North Carolina State University said the U.S. Environmental Protection Agency approved its plan to fully demolish Poe Hall, pushing the long-contested building on Stinson Drive toward removal after more than two years of closure and federal review.

NC State said fencing would start going up around the seven-story building the week after its May 29 announcement, with demolition and abatement work expected to follow. University officials also said the long-term plan is to replace the former College of Education building with a new space, a move they framed as part of a larger planning process that still had to satisfy federal requirements and limit disruption to the academic calendar.

The decision marks a major turn in a contamination case that has already produced lawsuits and deep concern among former students, faculty and staff who say they were exposed to toxic chemicals inside the building. Poe Hall was closed in November 2023 after testing found PCBs, or polychlorinated biphenyls, in the building and its HVAC system. NC State’s archives say the building was completed and dedicated in 1971 and was built specifically for the College of Education.
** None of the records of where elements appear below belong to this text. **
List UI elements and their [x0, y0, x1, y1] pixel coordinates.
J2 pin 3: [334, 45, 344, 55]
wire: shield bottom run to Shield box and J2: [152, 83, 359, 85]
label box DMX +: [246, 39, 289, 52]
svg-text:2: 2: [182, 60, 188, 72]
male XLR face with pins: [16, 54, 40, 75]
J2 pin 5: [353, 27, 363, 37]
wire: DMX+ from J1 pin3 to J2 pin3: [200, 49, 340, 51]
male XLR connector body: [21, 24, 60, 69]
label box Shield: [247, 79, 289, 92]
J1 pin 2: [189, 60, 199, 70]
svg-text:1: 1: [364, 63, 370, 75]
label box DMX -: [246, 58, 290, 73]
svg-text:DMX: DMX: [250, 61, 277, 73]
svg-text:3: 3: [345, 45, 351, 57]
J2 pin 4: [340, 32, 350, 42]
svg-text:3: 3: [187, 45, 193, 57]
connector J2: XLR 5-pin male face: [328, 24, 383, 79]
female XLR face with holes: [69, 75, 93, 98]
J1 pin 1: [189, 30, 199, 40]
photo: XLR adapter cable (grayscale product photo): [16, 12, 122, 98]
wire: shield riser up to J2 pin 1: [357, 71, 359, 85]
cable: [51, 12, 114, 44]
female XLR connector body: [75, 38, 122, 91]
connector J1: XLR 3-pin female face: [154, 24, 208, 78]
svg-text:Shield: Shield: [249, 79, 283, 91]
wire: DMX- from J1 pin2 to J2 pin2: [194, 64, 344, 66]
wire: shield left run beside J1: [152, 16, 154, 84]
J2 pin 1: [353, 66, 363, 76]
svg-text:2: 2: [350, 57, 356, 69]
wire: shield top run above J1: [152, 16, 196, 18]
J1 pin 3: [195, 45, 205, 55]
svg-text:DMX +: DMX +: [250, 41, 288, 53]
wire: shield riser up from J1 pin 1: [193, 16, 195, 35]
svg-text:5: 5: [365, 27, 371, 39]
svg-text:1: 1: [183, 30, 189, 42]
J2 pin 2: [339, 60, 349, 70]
The demolition does not settle the central health questions. EPA says PCBs have been demonstrated to cause serious health effects, including cancer, along with immune, reproductive, developmental, neurological and endocrine harm. In January 2026, 12 former students, faculty and staff filed suit alleging PCB exposure led to cancers and deaths. Their complaint described contamination in caulking, sealants, mastics, adhesives, electrical components and fluorescent light ballasts, and said the HVAC system helped spread toxins through the building.

AI-generated illustration
AI-generated illustration

NC State also received the written National Institute for Occupational Safety and Health report on Poe Hall in March. NIOSH had been conducting a Health Hazard Evaluation there since February 2024, and local reporting on the review said investigators found higher-than-expected cancer cases among Poe Hall employees, including elevated melanoma counts, but could not prove causation. That leaves the university facing not just demolition and cleanup costs, but continuing questions about what happened during decades of occupancy.

The university filed its own lawsuit against Monsanto in October 2025, alleging the company manufactured and supplied PCB-containing building materials used in Poe Hall and seeking damages for remediation costs, punitive damages and attorneys’ fees. For NC State, the EPA approval clears the way to remove the building. For the people who say they were exposed inside it, the fight over accountability is far from over.